Fishing for votes on the social net
Bangalore, Apr 27, 2013, DHNS : 2:59 IST
For the tech-savvy candidates, the social networking sites have turned perfect platforms to campaign and educate their potential voters.
Hooked on to Facebook, Twitter, Youtube and a whole range of such sites round the clock, the young voters might find such campaigns easy to digest, simple to take decisions. Yet, not every candidate is convinced by the power of this online media.
In these elections, Congress candidate Krishna Byre Gowda, and former chief minister H D Kumaraswamy are among those hyperactive on the net. Kumaraswamy has even set up an IT media cell to regularly monitor and update his day-to-day campaign.
Former chief minister B S Yeddyurappa too has logged on to Twitter and Facebook, creating pages dedicated to the election. Krishna Byre Gowda has a separate IT team working for him. A page called krishnabyregowda.in informs the voters about how different he is from the other candidates.

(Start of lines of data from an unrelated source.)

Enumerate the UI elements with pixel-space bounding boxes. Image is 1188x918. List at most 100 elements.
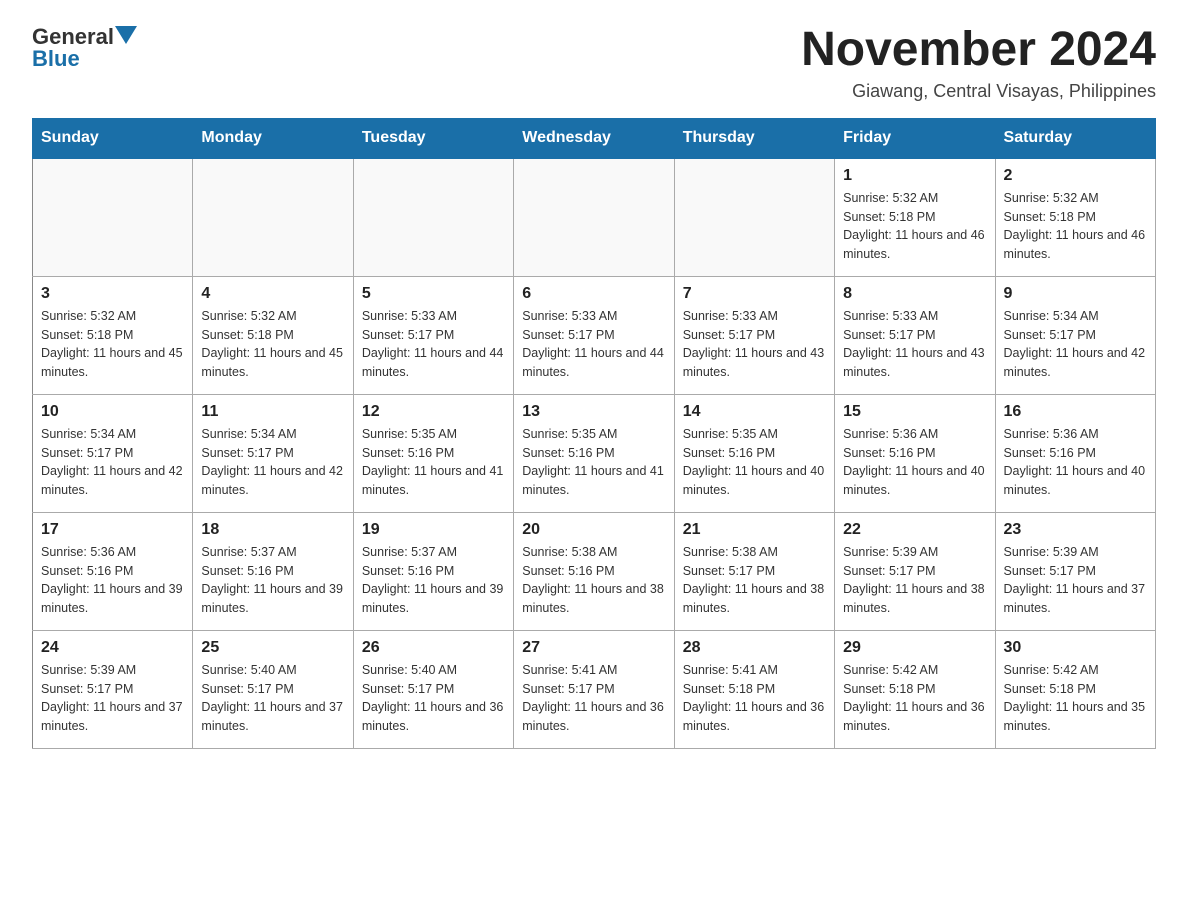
day-number: 1 xyxy=(843,167,986,185)
day-info: Sunrise: 5:34 AM Sunset: 5:17 PM Dayligh… xyxy=(201,425,344,500)
day-number: 30 xyxy=(1004,639,1147,657)
calendar-cell: 10Sunrise: 5:34 AM Sunset: 5:17 PM Dayli… xyxy=(33,394,193,512)
day-info: Sunrise: 5:36 AM Sunset: 5:16 PM Dayligh… xyxy=(843,425,986,500)
calendar-cell: 3Sunrise: 5:32 AM Sunset: 5:18 PM Daylig… xyxy=(33,276,193,394)
day-info: Sunrise: 5:33 AM Sunset: 5:17 PM Dayligh… xyxy=(843,307,986,382)
calendar-week-row: 3 Sunrise: 5:32 AM Sunset: 5:18 PM Daylig… xyxy=(33,276,1156,394)
day-info: Sunrise: 5:42 AM Sunset: 5:18 PM Dayligh… xyxy=(1004,661,1147,736)
day-number: 9 xyxy=(1004,285,1147,303)
calendar-cell: 7 Sunrise: 5:33 AM Sunset: 5:17 PM Daylig… xyxy=(674,276,834,394)
day-info: Sunrise: 5:42 AM Sunset: 5:18 PM Dayligh… xyxy=(843,661,986,736)
day-number: 20 xyxy=(522,521,665,539)
day-info: Sunrise: 5:35 AM Sunset: 5:16 PM Dayligh… xyxy=(522,425,665,500)
calendar-cell: 4Sunrise: 5:32 AM Sunset: 5:18 PM Daylig… xyxy=(193,276,353,394)
calendar-cell: 13 Sunrise: 5:35 AM Sunset: 5:16 PM Dayli… xyxy=(514,394,674,512)
day-info: Sunrise: 5:38 AM Sunset: 5:17 PM Dayligh… xyxy=(683,543,826,618)
day-number: 12 xyxy=(362,403,505,421)
day-number: 14 xyxy=(683,403,826,421)
day-info: Sunrise: 5:33 AM Sunset: 5:17 PM Dayligh… xyxy=(362,307,505,382)
calendar-cell: 9 Sunrise: 5:34 AM Sunset: 5:17 PM Daylig… xyxy=(995,276,1155,394)
location-title: Giawang, Central Visayas, Philippines xyxy=(801,81,1156,102)
calendar-cell xyxy=(514,158,674,277)
page-header: General Blue November 2024 Giawang, Cent… xyxy=(32,24,1156,102)
day-info: Sunrise: 5:39 AM Sunset: 5:17 PM Dayligh… xyxy=(1004,543,1147,618)
weekday-header-wednesday: Wednesday xyxy=(514,118,674,158)
calendar-header-row: SundayMondayTuesdayWednesdayThursdayFrid… xyxy=(33,118,1156,158)
day-number: 28 xyxy=(683,639,826,657)
calendar-cell: 18 Sunrise: 5:37 AM Sunset: 5:16 PM Dayli… xyxy=(193,512,353,630)
day-number: 17 xyxy=(41,521,184,539)
day-info: Sunrise: 5:36 AM Sunset: 5:16 PM Dayligh… xyxy=(41,543,184,618)
day-number: 23 xyxy=(1004,521,1147,539)
day-info: Sunrise: 5:36 AM Sunset: 5:16 PM Dayligh… xyxy=(1004,425,1147,500)
day-info: Sunrise: 5:40 AM Sunset: 5:17 PM Dayligh… xyxy=(201,661,344,736)
day-number: 6 xyxy=(522,285,665,303)
calendar-cell: 29 Sunrise: 5:42 AM Sunset: 5:18 PM Dayli… xyxy=(835,630,995,748)
day-number: 18 xyxy=(201,521,344,539)
weekday-header-thursday: Thursday xyxy=(674,118,834,158)
day-number: 2 xyxy=(1004,167,1147,185)
calendar-cell: 8 Sunrise: 5:33 AM Sunset: 5:17 PM Daylig… xyxy=(835,276,995,394)
day-number: 13 xyxy=(522,403,665,421)
calendar-cell: 2 Sunrise: 5:32 AM Sunset: 5:18 PM Daylig… xyxy=(995,158,1155,277)
day-info: Sunrise: 5:41 AM Sunset: 5:18 PM Dayligh… xyxy=(683,661,826,736)
calendar-cell: 15Sunrise: 5:36 AM Sunset: 5:16 PM Dayli… xyxy=(835,394,995,512)
day-info: Sunrise: 5:35 AM Sunset: 5:16 PM Dayligh… xyxy=(683,425,826,500)
calendar-cell: 1Sunrise: 5:32 AM Sunset: 5:18 PM Daylig… xyxy=(835,158,995,277)
day-info: Sunrise: 5:39 AM Sunset: 5:17 PM Dayligh… xyxy=(843,543,986,618)
day-info: Sunrise: 5:33 AM Sunset: 5:17 PM Dayligh… xyxy=(683,307,826,382)
calendar-cell: 16 Sunrise: 5:36 AM Sunset: 5:16 PM Dayli… xyxy=(995,394,1155,512)
day-number: 21 xyxy=(683,521,826,539)
day-info: Sunrise: 5:32 AM Sunset: 5:18 PM Dayligh… xyxy=(1004,189,1147,264)
calendar-week-row: 17 Sunrise: 5:36 AM Sunset: 5:16 PM Dayli… xyxy=(33,512,1156,630)
day-number: 19 xyxy=(362,521,505,539)
day-number: 24 xyxy=(41,639,184,657)
calendar-cell: 28 Sunrise: 5:41 AM Sunset: 5:18 PM Dayli… xyxy=(674,630,834,748)
weekday-header-saturday: Saturday xyxy=(995,118,1155,158)
calendar-cell xyxy=(353,158,513,277)
day-number: 27 xyxy=(522,639,665,657)
day-info: Sunrise: 5:37 AM Sunset: 5:16 PM Dayligh… xyxy=(362,543,505,618)
calendar-cell xyxy=(674,158,834,277)
day-number: 3 xyxy=(41,285,184,303)
calendar-table: SundayMondayTuesdayWednesdayThursdayFrid… xyxy=(32,118,1156,749)
calendar-cell xyxy=(33,158,193,277)
logo-blue-text: Blue xyxy=(32,46,80,72)
day-number: 16 xyxy=(1004,403,1147,421)
weekday-header-friday: Friday xyxy=(835,118,995,158)
day-number: 5 xyxy=(362,285,505,303)
calendar-cell: 21 Sunrise: 5:38 AM Sunset: 5:17 PM Dayli… xyxy=(674,512,834,630)
day-info: Sunrise: 5:34 AM Sunset: 5:17 PM Dayligh… xyxy=(1004,307,1147,382)
day-info: Sunrise: 5:37 AM Sunset: 5:16 PM Dayligh… xyxy=(201,543,344,618)
weekday-header-tuesday: Tuesday xyxy=(353,118,513,158)
day-number: 8 xyxy=(843,285,986,303)
calendar-week-row: 24Sunrise: 5:39 AM Sunset: 5:17 PM Dayli… xyxy=(33,630,1156,748)
calendar-cell: 27 Sunrise: 5:41 AM Sunset: 5:17 PM Dayli… xyxy=(514,630,674,748)
day-info: Sunrise: 5:35 AM Sunset: 5:16 PM Dayligh… xyxy=(362,425,505,500)
day-info: Sunrise: 5:34 AM Sunset: 5:17 PM Dayligh… xyxy=(41,425,184,500)
calendar-cell: 24Sunrise: 5:39 AM Sunset: 5:17 PM Dayli… xyxy=(33,630,193,748)
day-info: Sunrise: 5:33 AM Sunset: 5:17 PM Dayligh… xyxy=(522,307,665,382)
day-number: 26 xyxy=(362,639,505,657)
day-number: 7 xyxy=(683,285,826,303)
calendar-week-row: 10Sunrise: 5:34 AM Sunset: 5:17 PM Dayli… xyxy=(33,394,1156,512)
calendar-cell: 20 Sunrise: 5:38 AM Sunset: 5:16 PM Dayli… xyxy=(514,512,674,630)
day-info: Sunrise: 5:32 AM Sunset: 5:18 PM Dayligh… xyxy=(201,307,344,382)
calendar-cell: 25 Sunrise: 5:40 AM Sunset: 5:17 PM Dayli… xyxy=(193,630,353,748)
day-number: 29 xyxy=(843,639,986,657)
calendar-cell: 23 Sunrise: 5:39 AM Sunset: 5:17 PM Dayli… xyxy=(995,512,1155,630)
logo: General Blue xyxy=(32,24,137,72)
calendar-cell: 11Sunrise: 5:34 AM Sunset: 5:17 PM Dayli… xyxy=(193,394,353,512)
calendar-cell: 12 Sunrise: 5:35 AM Sunset: 5:16 PM Dayli… xyxy=(353,394,513,512)
weekday-header-sunday: Sunday xyxy=(33,118,193,158)
calendar-cell xyxy=(193,158,353,277)
day-info: Sunrise: 5:40 AM Sunset: 5:17 PM Dayligh… xyxy=(362,661,505,736)
day-info: Sunrise: 5:38 AM Sunset: 5:16 PM Dayligh… xyxy=(522,543,665,618)
title-block: November 2024 Giawang, Central Visayas, … xyxy=(801,24,1156,102)
weekday-header-monday: Monday xyxy=(193,118,353,158)
day-info: Sunrise: 5:41 AM Sunset: 5:17 PM Dayligh… xyxy=(522,661,665,736)
calendar-cell: 17 Sunrise: 5:36 AM Sunset: 5:16 PM Dayli… xyxy=(33,512,193,630)
calendar-week-row: 1 Sunrise: 5:32 AM Sunset: 5:18 PM Daylig… xyxy=(33,158,1156,277)
day-number: 25 xyxy=(201,639,344,657)
calendar-cell: 19 Sunrise: 5:37 AM Sunset: 5:16 PM Dayli… xyxy=(353,512,513,630)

Law Minister Suresh Kumar, Basavangudi MLA Ravi Subramanya, Yelahanka MLA S R Vishwanath are all active. So is Sridhar Pabbisetty of Lokasatta party and Rakshith a student contesting from Rajaiinagar.
These campaigns have attracted the attention of potential voters such as Harman Sethi, an employee of Ernest and Young. Says he, “The pages are both professional and informative. But I am unsure how viable they are, since today, most of the educated population do not vote.”
IT professional Aditya had also seen such pages. “However, those pages did not grab my attention because I do not intend to vote in this election. Politics is not my cup of tea,” he says frankly. Ravindra Nayak, a retired bank employee, feels such social networking sites are used by politicians only to glorify themselves and nothing else.
Although Gopika Saraswati, an IT employee, is yet to come across such a site by accident, she would look for information on a candidate’s educaitonal qualifications and past experiences. “His prospects for the future will not affect me as they are mostly made up to convince the public to vote for them.”